O poema “Autopsicografia”, de Fernando Pessoa, é um marco da poesia moderna, oferecendo uma reflexão profunda sobre a essência da criação poética e o papel do poeta.
“Autopsicografia”, de Fernando Pessoa
O poeta é um fingidor.
Finge tão completamente
Que chega a fingir que é dor
A dor que deveras sente.
E os que leem o que escreve,
Na dor lida sentem bem,
Não as duas que ele teve,
Mas só a que eles não têm.
E assim nas calhas de roda
Gira, a entreter a razão,
Esse comboio de corda
Que se chama coração.
Explicação do poema “Autopsicografia”
“Autopsicografia” é uma reflexão sobre o processo criativo e a natureza do sofrimento poético.
No primeiro quarteto, Fernando Pessoa fala dos dois lados que fazem parte do ato de criar uma poesia: o poeta é apresentado como um “fingidor“, que manipula sua dor real ao ponto de transformá-la em algo irreal, distante de sua experiência original. Há uma relação entre o sentir e o representar, indicando que a poesia, mesmo quando nasce de sentimentos verdadeiros, passa por um processo de distanciamento, que a torna menos verdadeira.
No segundo quarteto, o poeta reflete sobre a relação entre o texto poético e seus leitores. Aqui, a dor expressa pelo poeta vai além de sua condição original e se torna um objeto de identificação para o leitor, que a percebe não mais como uma dor específica do autor, mas como uma emoção universal, com a qual todos, inclusive ele mesmo, podem se identificar. Nessa passagem vemos o poder que a poesia tem de gerar empatia e conectar experiências humanas.

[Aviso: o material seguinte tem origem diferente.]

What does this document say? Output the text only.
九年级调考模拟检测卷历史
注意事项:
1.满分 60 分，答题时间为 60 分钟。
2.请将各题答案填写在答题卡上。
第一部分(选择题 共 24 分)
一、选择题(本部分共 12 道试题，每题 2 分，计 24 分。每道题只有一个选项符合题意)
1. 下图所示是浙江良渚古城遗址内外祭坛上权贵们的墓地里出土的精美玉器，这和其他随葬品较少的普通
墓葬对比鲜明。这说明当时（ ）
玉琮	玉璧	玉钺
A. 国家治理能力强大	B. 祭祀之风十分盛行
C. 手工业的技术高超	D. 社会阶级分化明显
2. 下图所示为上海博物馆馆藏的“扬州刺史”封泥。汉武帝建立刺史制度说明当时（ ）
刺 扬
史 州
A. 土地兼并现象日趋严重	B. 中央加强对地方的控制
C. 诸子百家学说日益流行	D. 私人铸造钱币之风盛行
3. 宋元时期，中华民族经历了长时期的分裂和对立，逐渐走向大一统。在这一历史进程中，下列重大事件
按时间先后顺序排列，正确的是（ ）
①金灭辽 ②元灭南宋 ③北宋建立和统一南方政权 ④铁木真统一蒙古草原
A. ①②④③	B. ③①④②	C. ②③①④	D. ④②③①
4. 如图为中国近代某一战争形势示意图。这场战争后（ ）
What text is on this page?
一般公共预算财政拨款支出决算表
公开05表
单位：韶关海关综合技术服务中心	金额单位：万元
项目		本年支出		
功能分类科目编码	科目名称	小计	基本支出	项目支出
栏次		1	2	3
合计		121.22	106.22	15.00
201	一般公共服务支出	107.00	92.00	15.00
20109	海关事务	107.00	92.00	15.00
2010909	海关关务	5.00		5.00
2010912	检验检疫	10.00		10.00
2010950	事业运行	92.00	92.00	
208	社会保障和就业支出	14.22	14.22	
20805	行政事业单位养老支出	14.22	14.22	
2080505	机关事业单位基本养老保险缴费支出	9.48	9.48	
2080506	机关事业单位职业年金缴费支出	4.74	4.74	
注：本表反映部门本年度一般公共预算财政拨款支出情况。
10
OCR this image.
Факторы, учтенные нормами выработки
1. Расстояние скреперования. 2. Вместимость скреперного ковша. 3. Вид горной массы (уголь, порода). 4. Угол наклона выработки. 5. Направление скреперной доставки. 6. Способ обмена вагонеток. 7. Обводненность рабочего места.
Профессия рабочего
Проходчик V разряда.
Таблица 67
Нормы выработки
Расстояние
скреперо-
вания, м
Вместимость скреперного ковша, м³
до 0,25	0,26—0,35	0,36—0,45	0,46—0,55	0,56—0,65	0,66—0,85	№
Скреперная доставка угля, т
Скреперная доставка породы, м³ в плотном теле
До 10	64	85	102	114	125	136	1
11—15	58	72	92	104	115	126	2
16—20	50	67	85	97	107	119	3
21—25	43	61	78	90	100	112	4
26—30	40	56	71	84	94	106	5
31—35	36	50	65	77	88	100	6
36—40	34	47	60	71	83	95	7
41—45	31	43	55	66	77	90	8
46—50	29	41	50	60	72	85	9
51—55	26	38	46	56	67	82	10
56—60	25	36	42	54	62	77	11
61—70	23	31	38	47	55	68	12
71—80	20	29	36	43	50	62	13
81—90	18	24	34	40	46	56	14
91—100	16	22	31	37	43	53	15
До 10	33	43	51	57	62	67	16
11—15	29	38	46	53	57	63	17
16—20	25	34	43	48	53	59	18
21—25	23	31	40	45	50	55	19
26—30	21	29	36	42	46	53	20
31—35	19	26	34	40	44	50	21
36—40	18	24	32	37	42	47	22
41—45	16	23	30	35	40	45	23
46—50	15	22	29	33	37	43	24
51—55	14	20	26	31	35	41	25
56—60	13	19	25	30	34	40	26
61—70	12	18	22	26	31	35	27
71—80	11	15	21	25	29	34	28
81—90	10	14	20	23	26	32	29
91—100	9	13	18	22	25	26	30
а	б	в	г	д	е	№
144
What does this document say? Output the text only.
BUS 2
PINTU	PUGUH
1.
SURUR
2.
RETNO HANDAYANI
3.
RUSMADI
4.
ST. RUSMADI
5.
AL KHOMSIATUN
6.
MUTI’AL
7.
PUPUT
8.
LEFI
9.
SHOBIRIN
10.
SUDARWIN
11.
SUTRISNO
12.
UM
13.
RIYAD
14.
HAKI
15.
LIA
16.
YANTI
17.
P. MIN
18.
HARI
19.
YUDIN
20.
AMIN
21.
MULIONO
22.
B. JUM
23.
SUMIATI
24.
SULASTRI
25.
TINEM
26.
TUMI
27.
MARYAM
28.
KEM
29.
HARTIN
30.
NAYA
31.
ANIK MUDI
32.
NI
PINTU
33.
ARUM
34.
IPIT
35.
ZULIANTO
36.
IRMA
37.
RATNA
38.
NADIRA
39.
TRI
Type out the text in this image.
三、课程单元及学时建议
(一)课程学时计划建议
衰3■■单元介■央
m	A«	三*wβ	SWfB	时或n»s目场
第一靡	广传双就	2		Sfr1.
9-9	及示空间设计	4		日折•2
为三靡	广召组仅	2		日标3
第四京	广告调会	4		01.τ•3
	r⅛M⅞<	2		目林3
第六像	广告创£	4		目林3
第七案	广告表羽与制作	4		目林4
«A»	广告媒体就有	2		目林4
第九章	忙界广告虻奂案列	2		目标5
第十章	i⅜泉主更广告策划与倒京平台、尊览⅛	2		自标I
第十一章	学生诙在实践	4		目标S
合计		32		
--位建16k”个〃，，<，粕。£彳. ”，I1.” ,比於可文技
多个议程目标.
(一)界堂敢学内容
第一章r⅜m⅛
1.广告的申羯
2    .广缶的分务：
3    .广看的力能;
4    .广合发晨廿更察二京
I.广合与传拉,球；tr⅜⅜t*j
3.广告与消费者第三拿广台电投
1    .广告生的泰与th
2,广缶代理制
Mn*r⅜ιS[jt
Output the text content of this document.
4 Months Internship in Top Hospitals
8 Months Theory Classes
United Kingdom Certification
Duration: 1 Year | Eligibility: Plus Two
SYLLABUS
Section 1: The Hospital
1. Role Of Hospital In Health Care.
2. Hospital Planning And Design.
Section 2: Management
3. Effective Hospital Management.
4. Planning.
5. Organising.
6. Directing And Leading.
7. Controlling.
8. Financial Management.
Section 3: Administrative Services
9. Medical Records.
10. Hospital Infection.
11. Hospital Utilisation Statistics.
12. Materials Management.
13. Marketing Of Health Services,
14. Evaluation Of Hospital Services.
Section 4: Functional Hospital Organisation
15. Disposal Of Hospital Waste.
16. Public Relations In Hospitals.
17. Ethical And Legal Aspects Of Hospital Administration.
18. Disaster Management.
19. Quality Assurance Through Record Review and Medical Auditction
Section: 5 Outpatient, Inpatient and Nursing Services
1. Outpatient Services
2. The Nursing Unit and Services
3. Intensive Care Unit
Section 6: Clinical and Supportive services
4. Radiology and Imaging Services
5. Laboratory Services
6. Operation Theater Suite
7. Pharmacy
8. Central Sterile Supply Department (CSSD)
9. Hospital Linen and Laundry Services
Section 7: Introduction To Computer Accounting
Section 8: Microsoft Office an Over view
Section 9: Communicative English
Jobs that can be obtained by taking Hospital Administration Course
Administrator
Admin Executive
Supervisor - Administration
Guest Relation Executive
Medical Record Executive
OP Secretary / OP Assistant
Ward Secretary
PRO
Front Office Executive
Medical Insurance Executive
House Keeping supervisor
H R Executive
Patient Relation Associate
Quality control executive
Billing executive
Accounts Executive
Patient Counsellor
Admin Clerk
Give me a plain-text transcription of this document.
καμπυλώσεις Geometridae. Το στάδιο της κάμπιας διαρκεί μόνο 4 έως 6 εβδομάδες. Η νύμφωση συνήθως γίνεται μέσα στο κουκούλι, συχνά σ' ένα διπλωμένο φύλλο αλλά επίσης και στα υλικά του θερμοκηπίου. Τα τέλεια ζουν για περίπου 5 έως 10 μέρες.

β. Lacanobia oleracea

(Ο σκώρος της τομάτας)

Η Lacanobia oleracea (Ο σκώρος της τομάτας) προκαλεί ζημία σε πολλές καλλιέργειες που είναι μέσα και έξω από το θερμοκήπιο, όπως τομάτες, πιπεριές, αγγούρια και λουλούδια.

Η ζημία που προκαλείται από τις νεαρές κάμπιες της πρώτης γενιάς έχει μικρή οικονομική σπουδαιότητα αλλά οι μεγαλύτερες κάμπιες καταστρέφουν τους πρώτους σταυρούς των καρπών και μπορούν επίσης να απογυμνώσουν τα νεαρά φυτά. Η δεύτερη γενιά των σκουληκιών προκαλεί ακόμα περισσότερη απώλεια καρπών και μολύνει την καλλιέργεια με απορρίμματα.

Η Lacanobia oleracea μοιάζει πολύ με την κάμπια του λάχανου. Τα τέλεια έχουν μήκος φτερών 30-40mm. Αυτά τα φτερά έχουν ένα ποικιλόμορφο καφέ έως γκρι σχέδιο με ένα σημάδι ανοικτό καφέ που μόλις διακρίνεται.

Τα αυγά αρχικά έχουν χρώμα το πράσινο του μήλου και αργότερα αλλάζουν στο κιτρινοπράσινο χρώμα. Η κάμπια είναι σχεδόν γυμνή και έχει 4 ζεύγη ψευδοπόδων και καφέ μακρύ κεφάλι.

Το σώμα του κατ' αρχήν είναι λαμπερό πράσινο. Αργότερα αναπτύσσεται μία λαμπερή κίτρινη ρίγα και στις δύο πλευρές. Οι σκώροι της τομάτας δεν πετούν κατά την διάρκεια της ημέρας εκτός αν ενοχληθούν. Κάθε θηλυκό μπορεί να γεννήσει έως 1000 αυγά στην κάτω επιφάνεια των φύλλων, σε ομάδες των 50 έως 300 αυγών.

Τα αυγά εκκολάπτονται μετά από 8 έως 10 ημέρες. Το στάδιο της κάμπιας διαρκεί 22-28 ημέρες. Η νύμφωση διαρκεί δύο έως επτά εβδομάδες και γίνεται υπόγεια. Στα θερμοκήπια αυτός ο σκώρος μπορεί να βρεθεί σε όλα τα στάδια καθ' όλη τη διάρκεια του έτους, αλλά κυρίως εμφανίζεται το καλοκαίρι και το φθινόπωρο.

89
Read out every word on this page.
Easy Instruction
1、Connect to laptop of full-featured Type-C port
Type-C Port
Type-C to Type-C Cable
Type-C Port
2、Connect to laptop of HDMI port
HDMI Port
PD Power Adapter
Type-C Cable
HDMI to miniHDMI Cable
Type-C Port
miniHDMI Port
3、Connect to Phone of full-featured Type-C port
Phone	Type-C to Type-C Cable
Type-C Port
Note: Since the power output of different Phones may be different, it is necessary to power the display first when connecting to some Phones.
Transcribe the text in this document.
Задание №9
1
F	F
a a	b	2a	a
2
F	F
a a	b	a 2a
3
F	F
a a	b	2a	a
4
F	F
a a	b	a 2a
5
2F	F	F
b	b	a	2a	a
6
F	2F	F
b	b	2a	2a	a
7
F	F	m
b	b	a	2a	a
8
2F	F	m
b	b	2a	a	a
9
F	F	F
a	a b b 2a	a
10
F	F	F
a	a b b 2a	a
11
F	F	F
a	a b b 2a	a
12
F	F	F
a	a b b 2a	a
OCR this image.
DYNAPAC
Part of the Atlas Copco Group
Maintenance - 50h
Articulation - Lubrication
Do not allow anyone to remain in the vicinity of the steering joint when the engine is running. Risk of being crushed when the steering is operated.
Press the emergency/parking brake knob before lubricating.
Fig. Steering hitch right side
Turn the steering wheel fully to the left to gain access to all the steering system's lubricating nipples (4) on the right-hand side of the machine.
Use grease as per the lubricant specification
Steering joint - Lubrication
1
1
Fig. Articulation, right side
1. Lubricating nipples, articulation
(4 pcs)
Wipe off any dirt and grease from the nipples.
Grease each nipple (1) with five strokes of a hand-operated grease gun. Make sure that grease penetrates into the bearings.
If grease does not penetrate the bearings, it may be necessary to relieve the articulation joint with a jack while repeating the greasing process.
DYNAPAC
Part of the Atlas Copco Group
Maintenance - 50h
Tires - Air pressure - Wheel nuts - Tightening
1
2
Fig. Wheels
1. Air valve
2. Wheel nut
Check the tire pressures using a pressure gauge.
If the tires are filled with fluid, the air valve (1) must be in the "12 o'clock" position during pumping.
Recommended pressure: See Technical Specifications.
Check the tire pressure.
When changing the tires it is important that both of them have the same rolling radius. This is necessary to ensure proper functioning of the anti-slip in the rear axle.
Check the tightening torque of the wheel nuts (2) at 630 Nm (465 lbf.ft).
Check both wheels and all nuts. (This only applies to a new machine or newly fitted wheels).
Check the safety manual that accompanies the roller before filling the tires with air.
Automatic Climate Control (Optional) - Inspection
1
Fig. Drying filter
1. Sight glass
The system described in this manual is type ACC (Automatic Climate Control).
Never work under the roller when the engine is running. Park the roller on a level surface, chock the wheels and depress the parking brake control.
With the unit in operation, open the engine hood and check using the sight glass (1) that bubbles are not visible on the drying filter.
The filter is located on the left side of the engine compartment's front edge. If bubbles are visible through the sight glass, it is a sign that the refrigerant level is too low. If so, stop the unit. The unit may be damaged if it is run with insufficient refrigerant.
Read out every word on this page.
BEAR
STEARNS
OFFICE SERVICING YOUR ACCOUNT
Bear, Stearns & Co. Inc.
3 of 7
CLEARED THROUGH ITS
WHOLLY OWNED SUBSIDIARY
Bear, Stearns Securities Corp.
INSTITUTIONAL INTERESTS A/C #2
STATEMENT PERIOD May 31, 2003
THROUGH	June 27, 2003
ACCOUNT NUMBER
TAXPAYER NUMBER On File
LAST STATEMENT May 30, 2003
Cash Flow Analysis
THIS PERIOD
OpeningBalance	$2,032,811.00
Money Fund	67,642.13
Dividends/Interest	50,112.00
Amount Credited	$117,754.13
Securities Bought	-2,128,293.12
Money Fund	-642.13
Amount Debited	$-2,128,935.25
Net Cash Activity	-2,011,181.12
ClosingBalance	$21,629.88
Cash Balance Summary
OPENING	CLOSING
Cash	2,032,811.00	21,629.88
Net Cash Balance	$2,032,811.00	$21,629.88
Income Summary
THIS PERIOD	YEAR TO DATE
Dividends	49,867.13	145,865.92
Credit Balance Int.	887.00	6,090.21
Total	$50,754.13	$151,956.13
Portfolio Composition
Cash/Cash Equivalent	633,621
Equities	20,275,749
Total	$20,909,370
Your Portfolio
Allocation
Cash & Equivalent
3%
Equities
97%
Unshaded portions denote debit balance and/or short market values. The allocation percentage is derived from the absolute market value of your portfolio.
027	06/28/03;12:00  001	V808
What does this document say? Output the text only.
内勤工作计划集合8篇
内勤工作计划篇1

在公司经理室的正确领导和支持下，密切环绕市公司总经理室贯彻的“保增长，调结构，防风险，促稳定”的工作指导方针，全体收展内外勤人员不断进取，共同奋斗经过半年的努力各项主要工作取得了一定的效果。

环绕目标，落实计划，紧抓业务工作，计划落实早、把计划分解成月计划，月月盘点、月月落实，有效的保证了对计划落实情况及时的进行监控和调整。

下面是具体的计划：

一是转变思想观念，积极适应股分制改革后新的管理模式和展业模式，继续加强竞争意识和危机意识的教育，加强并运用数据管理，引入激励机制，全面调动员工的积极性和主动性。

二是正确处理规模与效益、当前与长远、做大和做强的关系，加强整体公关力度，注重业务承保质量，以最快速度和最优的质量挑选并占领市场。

O terceiro e último quarteto utiliza a metáfora de um “comboio de corda” girando “nas calhas de roda” como imagem central para representar o coração humano. Esta metáfora, rica e visualmente expressiva, traz a ideia de que o coração, e por extensão as emoções humanas, movem-se em ciclos que podemos prever, como se fosse um brinquedo mecânico, daqueles que podemos dar corda.
Entretanto, este movimento circular, repetitivo, cíclico, não é monótono ou sem propósito: ele serve para “entreter a razão”, sugerindo que a arte e a emoção desempenham papel fundamental na preservação do equilíbrio psicológico e intelectual.
Em “Autopsicografia”, Fernando Pessoa articula de maneira magistral as paradoxais verdades da experiência humana através da poesia. Ao reconhecer o poeta como um “fingidor”, Pessoa não diminui a importância da poesia; pelo contrário, ele reafirma seu valor incomensurável como ferramenta para explorar e expressar as complexidades da condição humana.